Belanghebbende heeft in cassatie een aantal klachten ingediend tegen de uitspraak van het Gerechtshof. De Staatssecretaris van Financiën heeft hierop een verweerschrift ingediend, waarna belanghebbende een conclusie van repliek heeft ingediend. De Hoge Raad heeft de klachten beoordeeld en geconcludeerd dat deze niet tot cassatie konden leiden. De Hoge Raad oordeelde dat de klachten geen nadere motivering behoefden, omdat zij niet leidden tot beantwoording van rechtsvragen die van belang zijn voor de rechtseenheid of de rechtsontwikkeling.

Ten aanzien van de proceskosten heeft de Hoge Raad geen termen aanwezig geacht voor een veroordeling in de proceskosten. Uiteindelijk heeft de Hoge Raad het beroep in cassatie ongegrond verklaard, waarmee de uitspraak van het Gerechtshof in stand blijft.

Uitspraak

23 maart 2018
Nr. 17/02793
Arrest
gewezen op het beroep in cassatie van
[X]te
[Z](hierna: belanghebbende) tegen de uitspraak van het
Gerechtshof Den Haagvan 2 mei 2017, nrs. BK-15/00887, BK-15/00888 en BK-15/00889, op de hoger beroepen van belanghebbende tegen de uitspraken van de Rechtbank Den Haag (nrs. SGR 08/2743, SGR 08/8760 en SGR 08/8761) betreffende de aan belanghebbende voor de jaren 2001, 2002 en 2003 opgelegde aanslagen in de inkomstenbelasting/premie volksverzekeringen en de ten aanzien van belanghebbende voor deze jaren gegeven beschikkingen als bedoeld in de artikelen 3.151, lid 1 en 6.2a, lid 1, van de Wet inkomstenbelasting 2001.

1.Geding in cassatie

Belanghebbende heeft tegen ’s Hofs uitspraak beroep in cassatie ingesteld en daarbij een aantal klachten aangevoerd.
De Staatssecretaris van Financiën heeft een verweerschrift ingediend.
Belanghebbende heeft een conclusie van repliek ingediend.

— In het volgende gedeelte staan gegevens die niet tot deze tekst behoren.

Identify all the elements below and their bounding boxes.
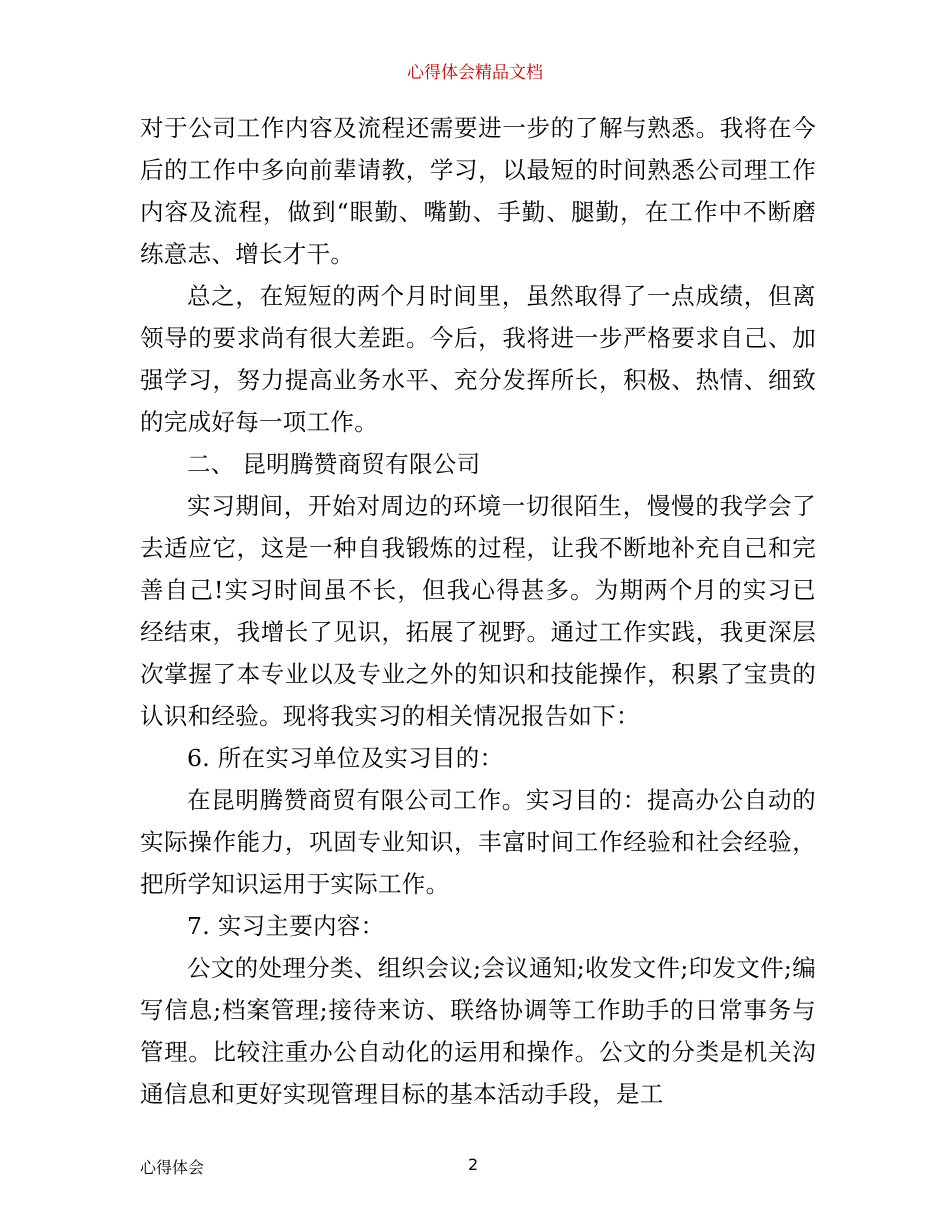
paragraph-unit-purpose: 在昆明腾赞商贸有限公司工作。实习目的：提高办公自动的实际操作能力，巩固专业知识，丰富时间工作经验和社会经验，把所学知识运用于实际工作。	[140, 786, 816, 898]
footer-label: 心得体会	[140, 1158, 205, 1177]
document-header-title: 心得体会精品文档	[407, 63, 543, 83]
paragraph-internship-intro: 实习期间，开始对周边的环境一切很陌生，慢慢的我学会了去适应它，这是一种自我锻炼的过程，让我不断地补充自己和完善自己!实习时间虽不长，但我心得甚多。为期两个月的实习已经结束，我增长了见识，拓展了视野。通过工作实践，我更深层次掌握了本专业以及专业之外的知识和技能操作，积累了宝贵的认识和经验。现将我实习的相关情况报告如下：	[140, 492, 816, 730]
paragraph-main-content: 公文的处理分类、组织会议;会议通知;收发文件;印发文件;编写信息;档案管理;接待来访、联络协调等工作助手的日常事务与管理。比较注重办公自动化的运用和操作。公文的分类是机关沟通信息和更好实现管理目标的基本活动手段，是工	[140, 954, 816, 1108]
list-item-main-content: 7. 实习主要内容：	[187, 912, 385, 940]
paragraph-summary: 总之，在短短的两个月时间里，虽然取得了一点成绩，但离领导的要求尚有很大差距。今后，我将进一步严格要求自己、加强学习，努力提高业务水平、充分发挥所长，积极、热情、细致的完成好每一项工作。	[140, 282, 816, 436]
paragraph-continuation: 对于公司工作内容及流程还需要进一步的了解与熟悉。我将在今后的工作中多向前辈请教，学习，以最短的时间熟悉公司理工作内容及流程，做到“眼勤、嘴勤、手勤、腿勤，在工作中不断磨练意志、增长才干。	[140, 114, 816, 268]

2.Beoordeling van de klachten

De klachten kunnen niet tot cassatie leiden. Dit behoeft, gezien artikel 81, lid 1, van de Wet op de rechterlijke organisatie, geen nadere motivering, nu de klachten niet nopen tot beantwoording van rechtsvragen in het belang van de rechtseenheid of de rechtsontwikkeling.

3.Proceskosten

De Hoge Raad acht geen termen aanwezig voor een veroordeling in de proceskosten.

4.Beslissing

De Hoge Raad verklaart het beroep in cassatie ongegrond.
Dit arrest is gewezen door de vice-president G. de Groot als voorzitter, en de raadsheren M.A. Fierstra en Th. Groeneveld, in tegenwoordigheid van de waarnemend griffier F. Treuren, en in het openbaar uitgesproken op 23 maart 2018.